The thinking was that with some of the Bruins’ usual go-to power-play setups getting taken away, four right shots would create some different looks, particularly in the form of multiple one-timer options for passes coming from the right side of the ice.
That was how the Bruins got the tying goal in the third period of Game 3, with McAvoy rotating down the right side and feeding Bergeron in the bumper spot for a shot attempt that bounced around before Marchand batted it in out of mid-air.
In Game 4, all three of McAvoy’s assists came on a little different look, with him at center point feeding players to his right. The first two saw him leading Pastrnak -- on the right side instead of his usual left -- into open shooting space. The third saw him perfectly set up Grzelcyk for a one-timer.

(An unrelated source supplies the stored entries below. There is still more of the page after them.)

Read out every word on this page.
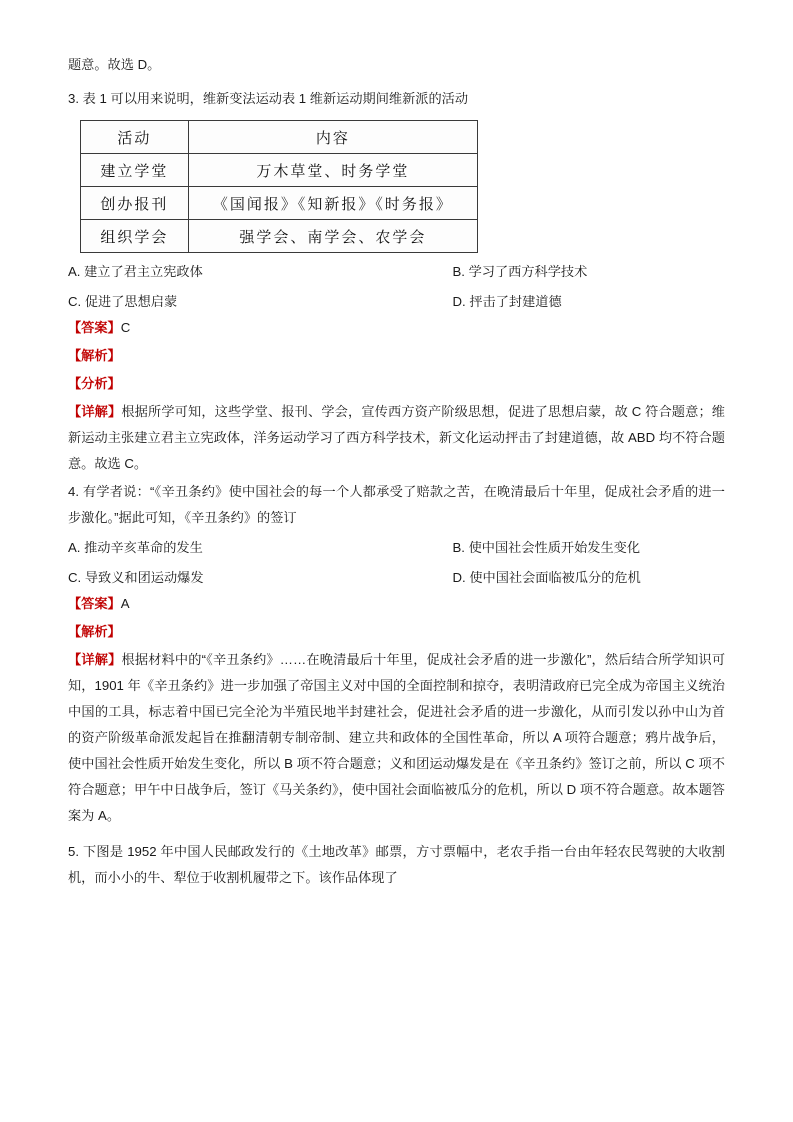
题意。故选 D。

3. 表 1 可以用来说明，维新变法运动表 1 维新运动期间维新派的活动

活动	内容
建立学堂	万木草堂、时务学堂
创办报刊	《国闻报》《知新报》《时务报》
组织学会	强学会、南学会、农学会
A. 建立了君主立宪政体	B. 学习了西方科学技术
C. 促进了思想启蒙	D. 抨击了封建道德

【答案】C

【解析】

【分析】

【详解】根据所学可知，这些学堂、报刊、学会，宣传西方资产阶级思想，促进了思想启蒙，故 C 符合题意；维新运动主张建立君主立宪政体，洋务运动学习了西方科学技术，新文化运动抨击了封建道德，故 ABD 均不符合题意。故选 C。

4. 有学者说：“《辛丑条约》使中国社会的每一个人都承受了赔款之苦，在晚清最后十年里，促成社会矛盾的进一步激化。”据此可知，《辛丑条约》的签订

A. 推动辛亥革命的发生	B. 使中国社会性质开始发生变化
C. 导致义和团运动爆发	D. 使中国社会面临被瓜分的危机

【答案】A

【解析】

【详解】根据材料中的“《辛丑条约》……在晚清最后十年里，促成社会矛盾的进一步激化”，然后结合所学知识可知，1901 年《辛丑条约》进一步加强了帝国主义对中国的全面控制和掠夺，表明清政府已完全成为帝国主义统治中国的工具，标志着中国已完全沦为半殖民地半封建社会，促进社会矛盾的进一步激化，从而引发以孙中山为首的资产阶级革命派发起旨在推翻清朝专制帝制、建立共和政体的全国性革命，所以 A 项符合题意；鸦片战争后，使中国社会性质开始发生变化，所以 B 项不符合题意；义和团运动爆发是在《辛丑条约》签订之前，所以 C 项不符合题意；甲午中日战争后，签订《马关条约》，使中国社会面临被瓜分的危机，所以 D 项不符合题意。故本题答案为 A。

5. 下图是 1952 年中国人民邮政发行的《土地改革》邮票，方寸票幅中，老农手指一台由年轻农民驾驶的大收割机，而小小的牛、犁位于收割机履带之下。该作品体现了
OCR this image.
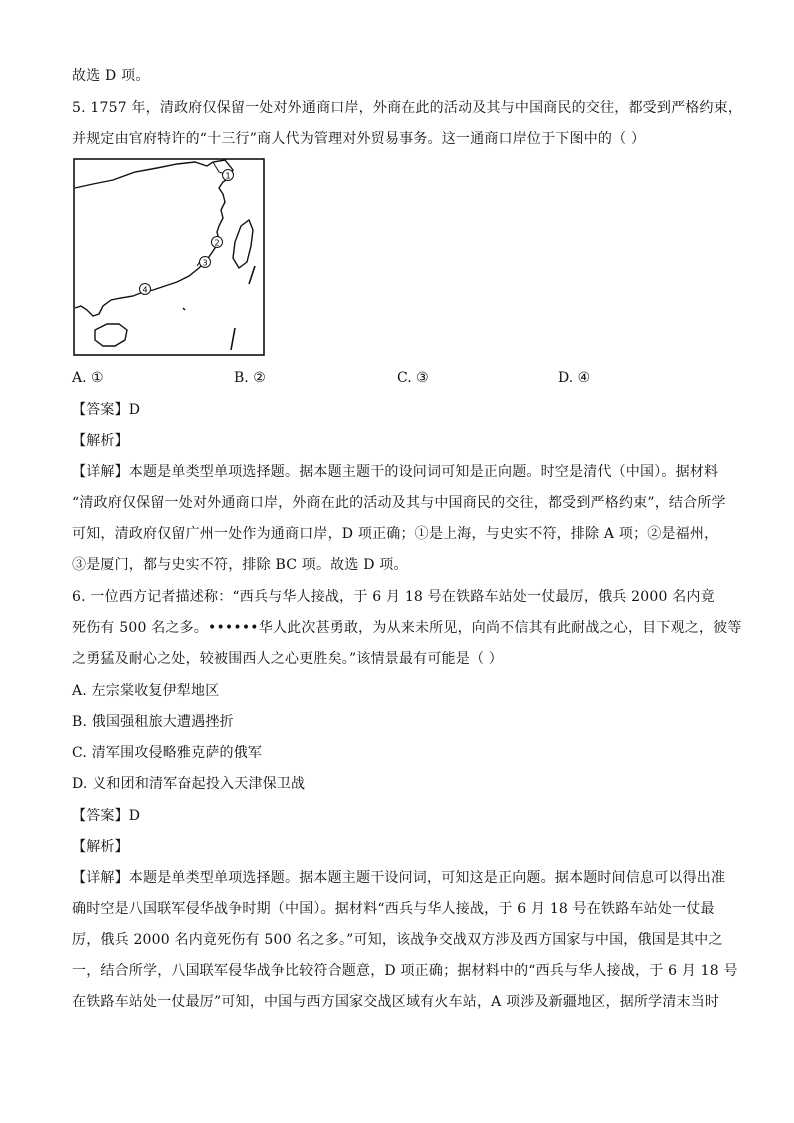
故选 D 项。
5. 1757 年，清政府仅保留一处对外通商口岸，外商在此的活动及其与中国商民的交往，都受到严格约束，
并规定由官府特许的“十三行”商人代为管理对外贸易事务。这一通商口岸位于下图中的（ ）
1
2
3
4
A. ①	B. ②	C. ③	D. ④
【答案】D
【解析】
【详解】本题是单类型单项选择题。据本题主题干的设问词可知是正向题。时空是清代（中国）。据材料
“清政府仅保留一处对外通商口岸，外商在此的活动及其与中国商民的交往，都受到严格约束”，结合所学
可知，清政府仅留广州一处作为通商口岸，D 项正确；①是上海，与史实不符，排除 A 项；②是福州，
③是厦门，都与史实不符，排除 BC 项。故选 D 项。
6. 一位西方记者描述称：“西兵与华人接战，于 6 月 18 号在铁路车站处一仗最厉，俄兵 2000 名内竟
死伤有 500 名之多。••••••华人此次甚勇敢，为从来未所见，向尚不信其有此耐战之心，目下观之，彼等
之勇猛及耐心之处，较被围西人之心更胜矣。”该情景最有可能是（ ）
A. 左宗棠收复伊犁地区
B. 俄国强租旅大遭遇挫折
C. 清军围攻侵略雅克萨的俄军
D. 义和团和清军奋起投入天津保卫战
【答案】D
【解析】
【详解】本题是单类型单项选择题。据本题主题干设问词，可知这是正向题。据本题时间信息可以得出准
确时空是八国联军侵华战争时期（中国）。据材料“西兵与华人接战，于 6 月 18 号在铁路车站处一仗最
厉，俄兵 2000 名内竟死伤有 500 名之多。”可知，该战争交战双方涉及西方国家与中国，俄国是其中之
一，结合所学，八国联军侵华战争比较符合题意，D 项正确；据材料中的“西兵与华人接战，于 6 月 18 号
在铁路车站处一仗最厉”可知，中国与西方国家交战区域有火车站，A 项涉及新疆地区，据所学清末当时
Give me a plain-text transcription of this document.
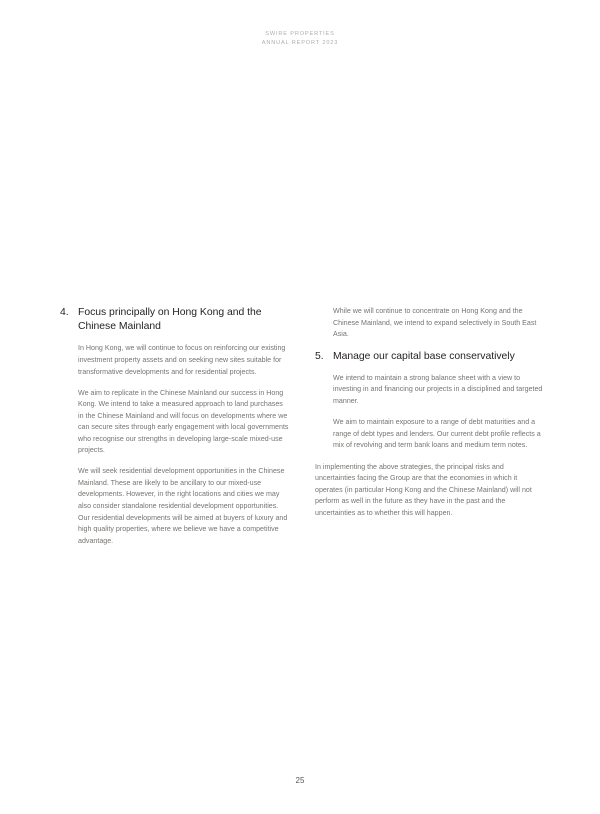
SWIRE PROPERTIES
ANNUAL REPORT 2023
4. Focus principally on Hong Kong and the Chinese Mainland

In Hong Kong, we will continue to focus on reinforcing our existing investment property assets and on seeking new sites suitable for transformative developments and for residential projects.

We aim to replicate in the Chinese Mainland our success in Hong Kong. We intend to take a measured approach to land purchases in the Chinese Mainland and will focus on developments where we can secure sites through early engagement with local governments who recognise our strengths in developing large-scale mixed-use projects.

We will seek residential development opportunities in the Chinese Mainland. These are likely to be ancillary to our mixed-use developments. However, in the right locations and cities we may also consider standalone residential development opportunities. Our residential developments will be aimed at buyers of luxury and high quality properties, where we believe we have a competitive advantage.

While we will continue to concentrate on Hong Kong and the Chinese Mainland, we intend to expand selectively in South East Asia.

5. Manage our capital base conservatively

We intend to maintain a strong balance sheet with a view to investing in and financing our projects in a disciplined and targeted manner.

We aim to maintain exposure to a range of debt maturities and a range of debt types and lenders. Our current debt profile reflects a mix of revolving and term bank loans and medium term notes.

In implementing the above strategies, the principal risks and uncertainties facing the Group are that the economies in which it operates (in particular Hong Kong and the Chinese Mainland) will not perform as well in the future as they have in the past and the uncertainties as to whether this will happen.

25
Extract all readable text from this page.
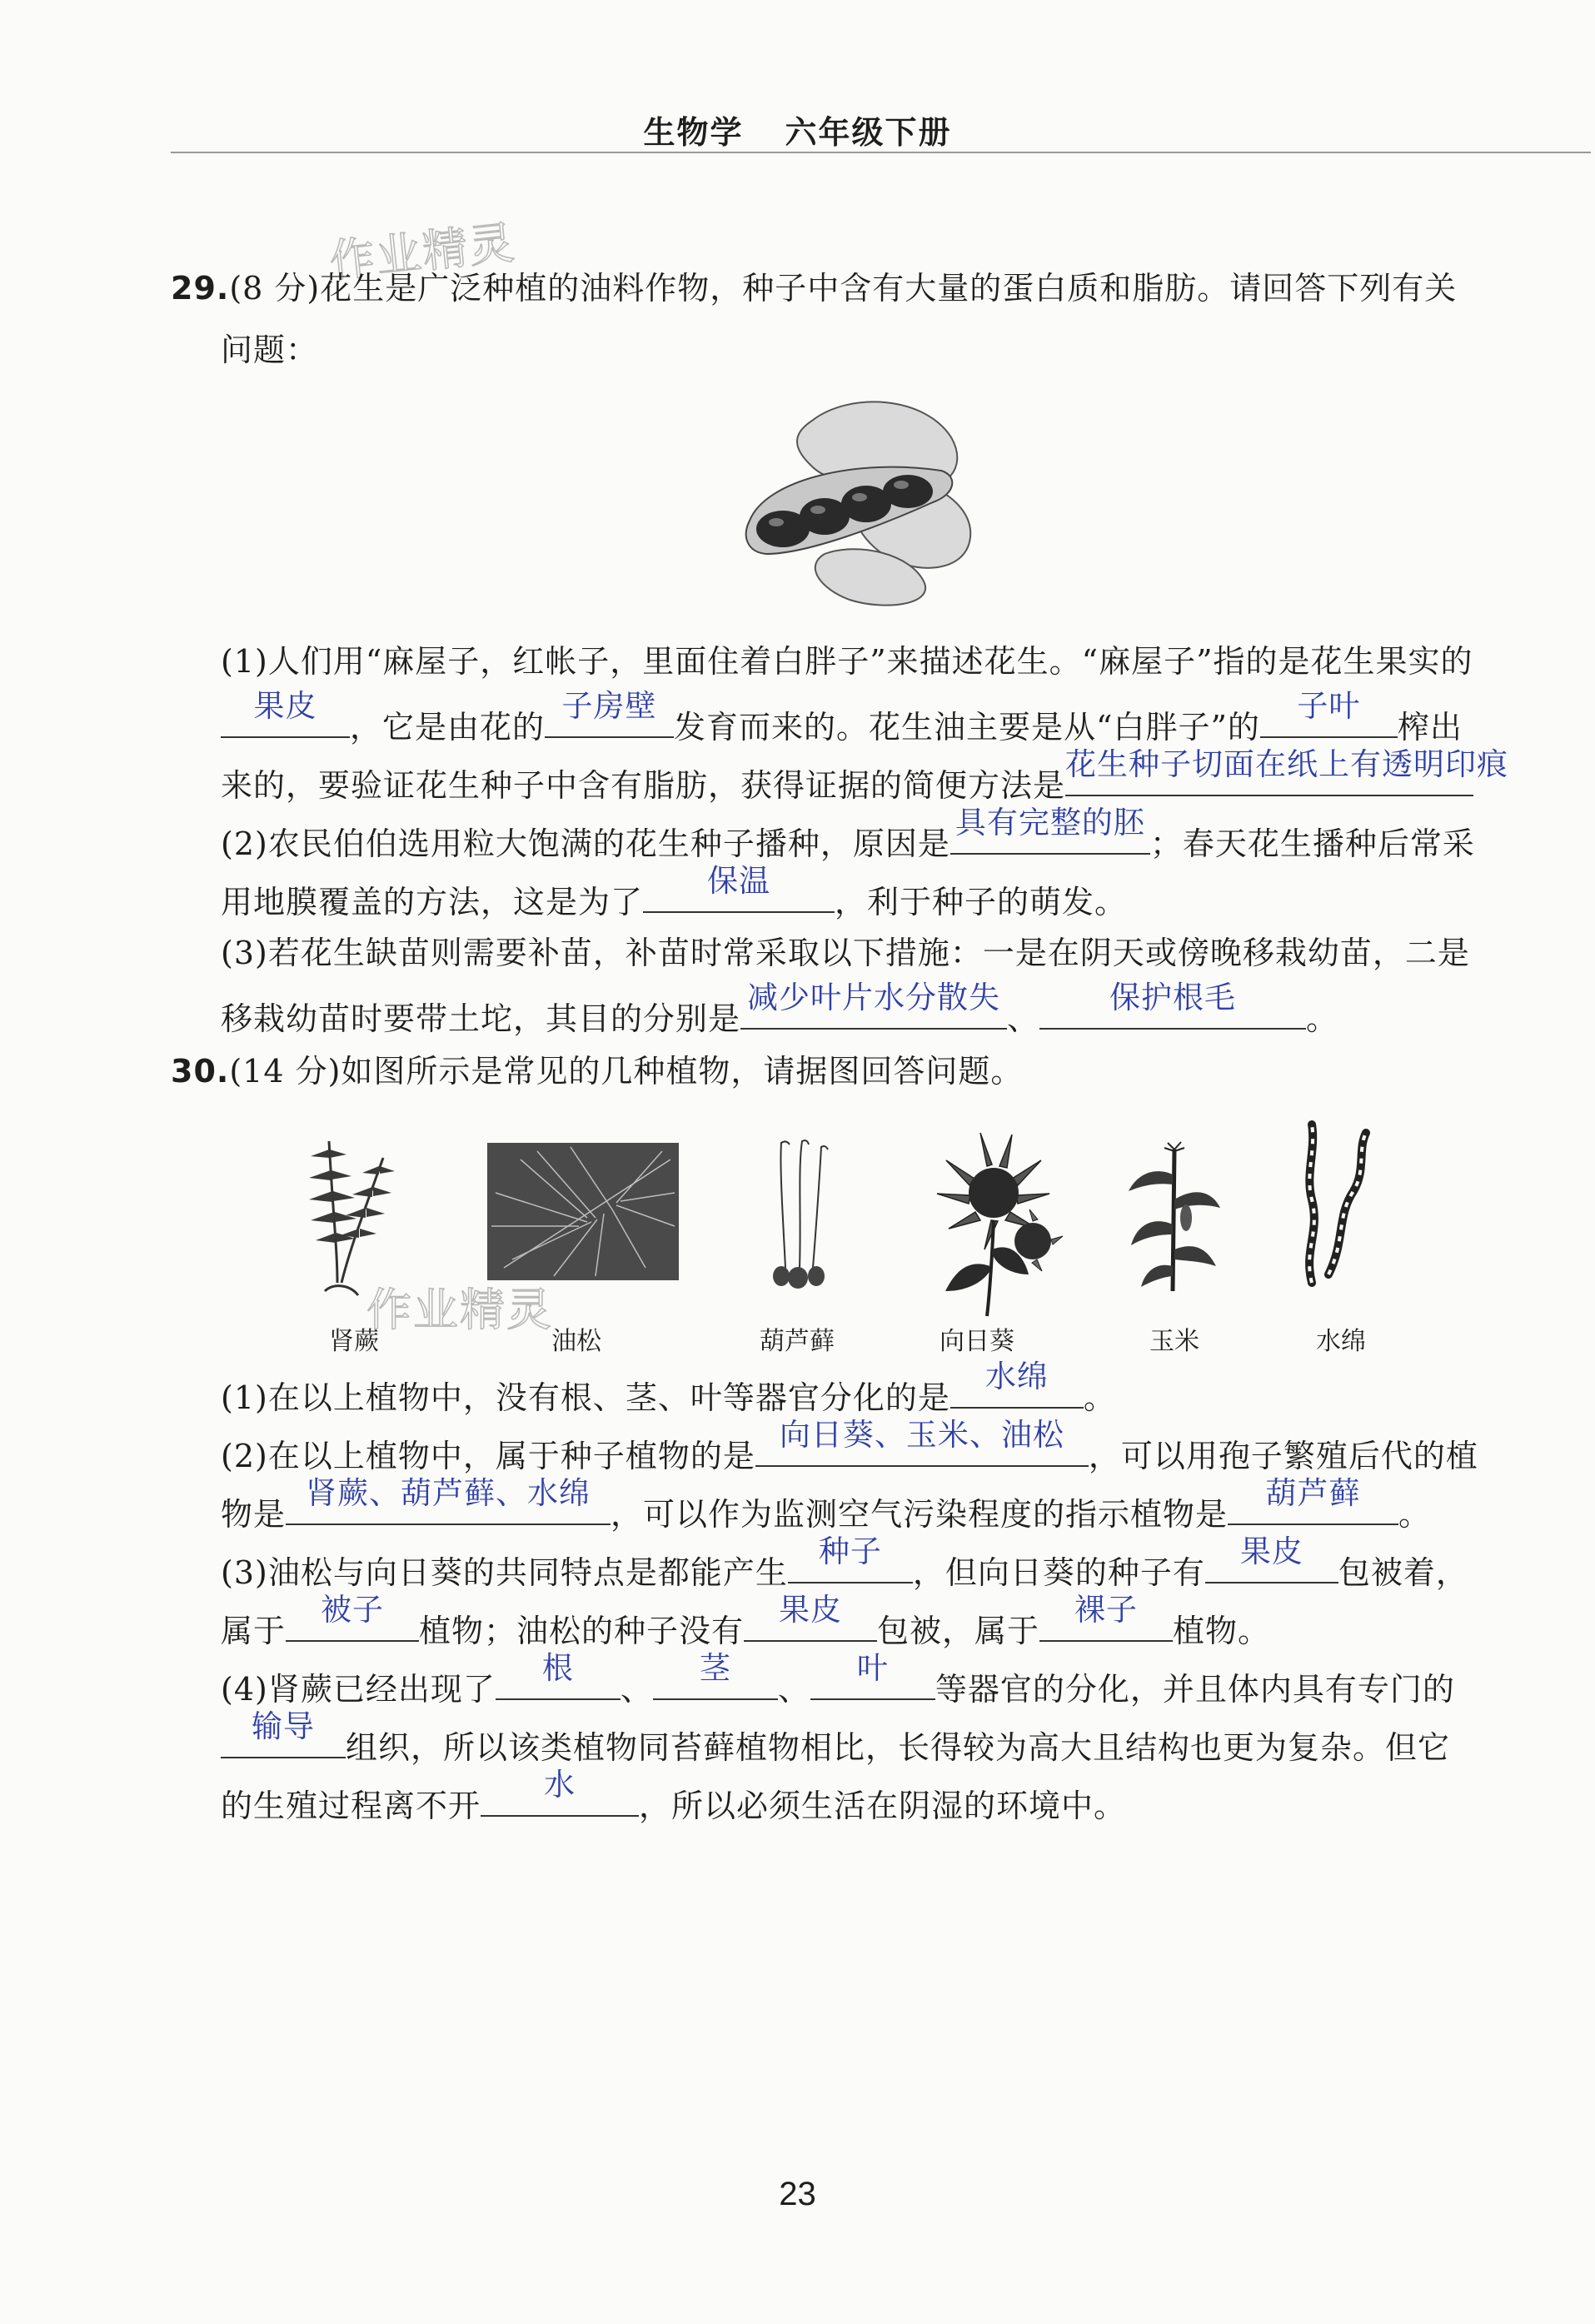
生物学 六年级下册
作业精灵
作业精灵
29.(8 分)花生是广泛种植的油料作物，种子中含有大量的蛋白质和脂肪。请回答下列有关
问题：
(1)人们用“麻屋子，红帐子，里面住着白胖子”来描述花生。“麻屋子”指的是花生果实的
果皮
，它是由花的
子房壁
发育而来的。花生油主要是从“白胖子”的
子叶
榨出
来的，要验证花生种子中含有脂肪，获得证据的简便方法是
花生种子切面在纸上有透明印痕
(2)农民伯伯选用粒大饱满的花生种子播种，原因是
具有完整的胚
；春天花生播种后常采
用地膜覆盖的方法，这是为了
保温
，利于种子的萌发。
(3)若花生缺苗则需要补苗，补苗时常采取以下措施：一是在阴天或傍晚移栽幼苗，二是
移栽幼苗时要带土坨，其目的分别是
减少叶片水分散失
、
保护根毛
。
30.(14 分)如图所示是常见的几种植物，请据图回答问题。
肾蕨	油松	葫芦藓	向日葵	玉米	水绵
(1)在以上植物中，没有根、茎、叶等器官分化的是
水绵
。
(2)在以上植物中，属于种子植物的是
向日葵、玉米、油松
，可以用孢子繁殖后代的植
物是
肾蕨、葫芦藓、水绵
，可以作为监测空气污染程度的指示植物是
葫芦藓
。
(3)油松与向日葵的共同特点是都能产生
种子
，但向日葵的种子有
果皮
包被着，
属于
被子
植物；油松的种子没有
果皮
包被，属于
裸子
植物。
(4)肾蕨已经出现了
根
、
茎
、
叶
等器官的分化，并且体内具有专门的
输导
组织，所以该类植物同苔藓植物相比，长得较为高大且结构也更为复杂。但它
的生殖过程离不开
水
，所以必须生活在阴湿的环境中。
23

After starting the series 1-for-6 on the power play, the Bruins are now 4-for-10 over the last two games, with McAvoy assisting on all four goals.
“Those are things he just has to work on getting better at. He has. He’s done a nice job,” Cassidy said of McAvoy’s improvement on the power play. “I think the most important thing for Charlie is understanding what the role is up top there, who you’re out with, how much you need to do, how much you’re a facilitator, how much you need to drive it, and when to shoot and when to dish. Some of that is just instincts. He has good instincts.
“When he first got here, I thought he was more of a guy who wanted to move north-south up top, and it’s more of an east-west role. You’re the only guy up there, so you’re moving between the dots a lot as opposed to going down the half wall. So that’s an adjustment he had to make. He’s very good going straight down the wall. We’ve seen it on faceoff plays. On that particular power play, it’s more open your hips and move each way. That’s something he’s really worked hard on and wants to get better at, and has.”
Add McAvoy’s power-play production to his five-on-five dominance (the Bruins are outscoring the Capitals 4-1 and out-shooting them 58-37 when McAvoy is on the ice at five-on-five, per Natural Stat Trick) and penalty-killing (he leads all players in PK minutes in the series and has helped limit Washington’s dangerous power play to a 3-for-17 showing in the series), and you get a player who, as Bourque said, has “got it all” -- or, as his teammate and D partner Grzelcyk put it, is “one of the best defensemen in the league.”
“Unbelievable. I can’t say enough good things about him,” Grzelcyk said of McAvoy Friday night. “Obviously I got to play with him in college [at Boston University], and you could see from an early age that he’s a special player. He’s only gotten better and better each year. The biggest thing about him is when the spotlight’s on him and the lights get brighter, Chucky shows up to play and elevates his game. … It’s fun to watch him grow up kind of right in front of our eyes. He’s one of the best defensemen in the league.”